How A Postseason Loss Led Kobe Bryant To Turn Down A Starring Role In A Spike Lee Film

In 1997, 18-year-old Kobe Bryant and the Los Angeles Lakers were battling the Utah Jazz in the Western Conference semifinals, and things were not going well. The Lakers had won one game and lost three. It was Game 5, and Bryant's shot at the buzzer for the win hit nothing but air. Tied, the game went to overtime, where Bryant let fly three more airballs in the first few minutes (via Sportscasting). A disastrous series ended with a final Lakers defeat. The Jazz went on to win the conference, but lost to Michael Jordan and the Chicago Bulls in the NBA championship.

At about the same time, director and producer Spike Lee was beginning to cast He Got Game, a film in which a man imprisoned for accidentally killing his wife must convince his son, a top high school basketball recruit, to play for a specific university. The state governor, an alumni of this university, has made the man, Jake Shuttlesworth, a deal. If he can get the young superstar Jesus Shuttlesworth to play for Big State, Jake can leave prison early. It's an intense story of clashing interests and strained relationships. Spike Lee got Denzel Washington to play Jake. Then he tracked down Kobe Bryant.

Basketball First

According to Bleacher Report, in the summer of 1997 Spike Lee asked Kobe Bryant to play Jesus Shuttlesworth. Lee wanted a young basketball professional to bring authenticity to the role. And whoever got the part would suddenly have big Hollywood credentials and an even higher profile, not to mention bragging rights over getting to ball one-on-one against Denzel Washington. "I want you to be part of it," Lee told the Laker. The response was unambiguous. "Thank you but no thank you," Bryant said. "This summer is too big for me."

Shaken by the crushing defeat against the Jazz and his own poor shooting, Bryant had a comeback to prepare for. Remember, this was his rookie season and he wasn't even a full-time starter (via Sportscasting). He had to focus on improving his game, or his chance of starting, or even his career could be in jeopardy. "I couldn't sit still," Bryant said later. "I wanted to work out and train all the time... I felt like I needed all my resources dedicated to preparing myself for the season. I don't really have time for a film."

The Lakers finished 3rd and 4th in the West the next couple years. Then Bryant and the team won the 1999-2000 NBA championship. Meanwhile, Lee went looking for another NBA star, and found one.

The Man Who Became Jesus

Spike Lee found his Jesus Shuttlesworth in Ray Allen, another rookie.
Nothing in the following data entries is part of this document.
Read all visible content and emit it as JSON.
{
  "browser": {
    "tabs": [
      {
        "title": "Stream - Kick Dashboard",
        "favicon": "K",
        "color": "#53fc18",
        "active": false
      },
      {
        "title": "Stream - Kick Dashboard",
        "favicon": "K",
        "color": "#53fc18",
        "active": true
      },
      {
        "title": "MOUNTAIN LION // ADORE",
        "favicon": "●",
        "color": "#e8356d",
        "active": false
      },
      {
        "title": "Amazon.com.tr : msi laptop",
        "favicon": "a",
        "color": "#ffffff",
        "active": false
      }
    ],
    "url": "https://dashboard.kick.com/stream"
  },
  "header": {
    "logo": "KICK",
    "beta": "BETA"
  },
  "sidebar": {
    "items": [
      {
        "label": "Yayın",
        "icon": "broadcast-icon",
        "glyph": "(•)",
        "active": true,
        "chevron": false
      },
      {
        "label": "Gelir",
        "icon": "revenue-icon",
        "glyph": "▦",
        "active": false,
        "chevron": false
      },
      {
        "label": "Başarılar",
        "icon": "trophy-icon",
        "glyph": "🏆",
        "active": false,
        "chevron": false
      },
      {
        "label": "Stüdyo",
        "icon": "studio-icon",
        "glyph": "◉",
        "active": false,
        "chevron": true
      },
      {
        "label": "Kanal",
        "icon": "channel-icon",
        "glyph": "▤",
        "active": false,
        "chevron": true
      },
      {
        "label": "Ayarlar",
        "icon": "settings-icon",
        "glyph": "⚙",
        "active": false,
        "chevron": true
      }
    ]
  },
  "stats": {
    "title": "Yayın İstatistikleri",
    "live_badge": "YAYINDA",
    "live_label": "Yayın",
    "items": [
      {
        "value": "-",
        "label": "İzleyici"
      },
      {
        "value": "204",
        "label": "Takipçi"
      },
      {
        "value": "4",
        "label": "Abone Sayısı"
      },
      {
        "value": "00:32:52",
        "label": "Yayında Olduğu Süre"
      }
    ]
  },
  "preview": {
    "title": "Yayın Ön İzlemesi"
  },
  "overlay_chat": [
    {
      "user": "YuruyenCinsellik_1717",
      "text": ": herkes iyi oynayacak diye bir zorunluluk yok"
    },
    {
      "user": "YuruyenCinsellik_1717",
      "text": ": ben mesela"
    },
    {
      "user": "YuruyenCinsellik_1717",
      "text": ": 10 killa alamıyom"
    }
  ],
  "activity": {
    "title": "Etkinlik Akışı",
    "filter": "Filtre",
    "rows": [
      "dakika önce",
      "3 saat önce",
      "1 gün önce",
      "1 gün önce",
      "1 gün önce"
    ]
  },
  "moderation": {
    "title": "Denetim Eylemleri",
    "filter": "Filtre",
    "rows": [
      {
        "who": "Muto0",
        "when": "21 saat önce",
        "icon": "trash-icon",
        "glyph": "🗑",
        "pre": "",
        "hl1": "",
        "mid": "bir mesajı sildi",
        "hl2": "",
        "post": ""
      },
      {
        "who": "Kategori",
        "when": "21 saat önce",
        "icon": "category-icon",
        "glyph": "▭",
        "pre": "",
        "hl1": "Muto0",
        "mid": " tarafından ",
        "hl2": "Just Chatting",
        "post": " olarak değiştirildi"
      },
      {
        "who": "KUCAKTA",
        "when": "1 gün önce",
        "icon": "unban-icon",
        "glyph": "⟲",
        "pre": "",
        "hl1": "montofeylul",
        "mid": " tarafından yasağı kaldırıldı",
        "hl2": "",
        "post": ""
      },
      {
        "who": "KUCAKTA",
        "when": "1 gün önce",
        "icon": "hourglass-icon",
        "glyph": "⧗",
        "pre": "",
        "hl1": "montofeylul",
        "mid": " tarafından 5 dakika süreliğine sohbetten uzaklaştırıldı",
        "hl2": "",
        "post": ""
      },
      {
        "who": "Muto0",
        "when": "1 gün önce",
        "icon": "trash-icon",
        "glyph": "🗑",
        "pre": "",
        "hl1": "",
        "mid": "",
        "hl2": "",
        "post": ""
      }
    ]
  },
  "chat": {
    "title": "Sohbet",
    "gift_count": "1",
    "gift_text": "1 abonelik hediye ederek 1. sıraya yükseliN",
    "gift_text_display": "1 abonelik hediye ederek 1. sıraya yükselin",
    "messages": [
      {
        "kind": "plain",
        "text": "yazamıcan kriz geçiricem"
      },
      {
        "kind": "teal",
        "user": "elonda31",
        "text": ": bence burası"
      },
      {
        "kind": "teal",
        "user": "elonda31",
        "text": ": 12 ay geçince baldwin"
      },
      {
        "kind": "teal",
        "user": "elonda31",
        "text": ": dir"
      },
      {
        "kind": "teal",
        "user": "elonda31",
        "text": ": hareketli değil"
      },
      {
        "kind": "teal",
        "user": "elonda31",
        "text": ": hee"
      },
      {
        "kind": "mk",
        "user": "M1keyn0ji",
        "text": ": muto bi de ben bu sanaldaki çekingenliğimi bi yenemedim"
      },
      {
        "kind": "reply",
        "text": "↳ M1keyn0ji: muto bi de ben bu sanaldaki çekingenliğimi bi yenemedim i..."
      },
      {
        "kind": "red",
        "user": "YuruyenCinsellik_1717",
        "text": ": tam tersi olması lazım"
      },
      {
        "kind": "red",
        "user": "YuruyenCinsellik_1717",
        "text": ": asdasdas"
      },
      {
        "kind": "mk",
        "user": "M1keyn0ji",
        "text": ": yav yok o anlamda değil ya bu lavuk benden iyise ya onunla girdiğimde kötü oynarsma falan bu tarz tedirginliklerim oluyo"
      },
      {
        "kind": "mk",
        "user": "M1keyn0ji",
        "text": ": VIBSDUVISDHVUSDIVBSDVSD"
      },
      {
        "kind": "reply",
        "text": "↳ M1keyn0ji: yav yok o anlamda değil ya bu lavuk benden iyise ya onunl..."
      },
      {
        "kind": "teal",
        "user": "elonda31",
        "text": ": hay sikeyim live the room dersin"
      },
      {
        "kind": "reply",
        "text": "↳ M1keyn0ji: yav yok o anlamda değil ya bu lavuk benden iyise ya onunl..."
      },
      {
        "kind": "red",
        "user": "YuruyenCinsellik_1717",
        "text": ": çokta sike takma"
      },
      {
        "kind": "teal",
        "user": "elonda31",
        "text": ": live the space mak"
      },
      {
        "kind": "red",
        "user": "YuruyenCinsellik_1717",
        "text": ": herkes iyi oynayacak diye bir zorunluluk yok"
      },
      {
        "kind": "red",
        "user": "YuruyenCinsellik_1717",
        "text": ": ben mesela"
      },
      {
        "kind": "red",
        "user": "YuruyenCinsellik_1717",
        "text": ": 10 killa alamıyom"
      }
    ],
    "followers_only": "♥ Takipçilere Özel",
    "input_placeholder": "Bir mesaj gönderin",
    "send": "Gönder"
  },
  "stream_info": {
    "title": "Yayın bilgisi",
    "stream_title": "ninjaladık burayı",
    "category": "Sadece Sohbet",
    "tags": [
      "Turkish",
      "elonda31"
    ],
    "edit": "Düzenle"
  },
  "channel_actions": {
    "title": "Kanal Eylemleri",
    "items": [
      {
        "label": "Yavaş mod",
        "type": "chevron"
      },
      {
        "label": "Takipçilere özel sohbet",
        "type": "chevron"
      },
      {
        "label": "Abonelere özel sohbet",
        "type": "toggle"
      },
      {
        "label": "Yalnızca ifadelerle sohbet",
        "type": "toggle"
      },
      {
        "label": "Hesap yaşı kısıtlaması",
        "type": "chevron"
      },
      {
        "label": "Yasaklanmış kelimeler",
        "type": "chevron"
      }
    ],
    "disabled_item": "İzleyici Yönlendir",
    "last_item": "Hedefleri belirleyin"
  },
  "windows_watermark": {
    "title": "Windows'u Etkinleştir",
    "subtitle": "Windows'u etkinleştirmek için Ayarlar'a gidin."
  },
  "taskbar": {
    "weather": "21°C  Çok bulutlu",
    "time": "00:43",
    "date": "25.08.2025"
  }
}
Allen played for the Milwaukee Bucks at the time, and Lee invited him to audition. "I had no clue what I was doing," Allen said. "I thought Spike lost his mind... Spike told me he doesn't want an actor that tries to play basketball; he wanted a basketball player that we could help get to act. During the audition period, Denzel, on the last day, vouched for me and said, hey, this is the guy, this is the one" (via Basketball Network).

It is now difficult to imagine anyone else playing Jesus Shuttlesworth, an iconic role in one of the greatest basketball films ever made. The nickname "Jesus Shuttlesworth" stuck with Allen throughout his soaring career. But Bryant and Lee did eventually work on a film together. Kobe Doin' Work is a Lee-directed documentary from 2009 that follows Bryant through an ordinary day as an NBA superstar.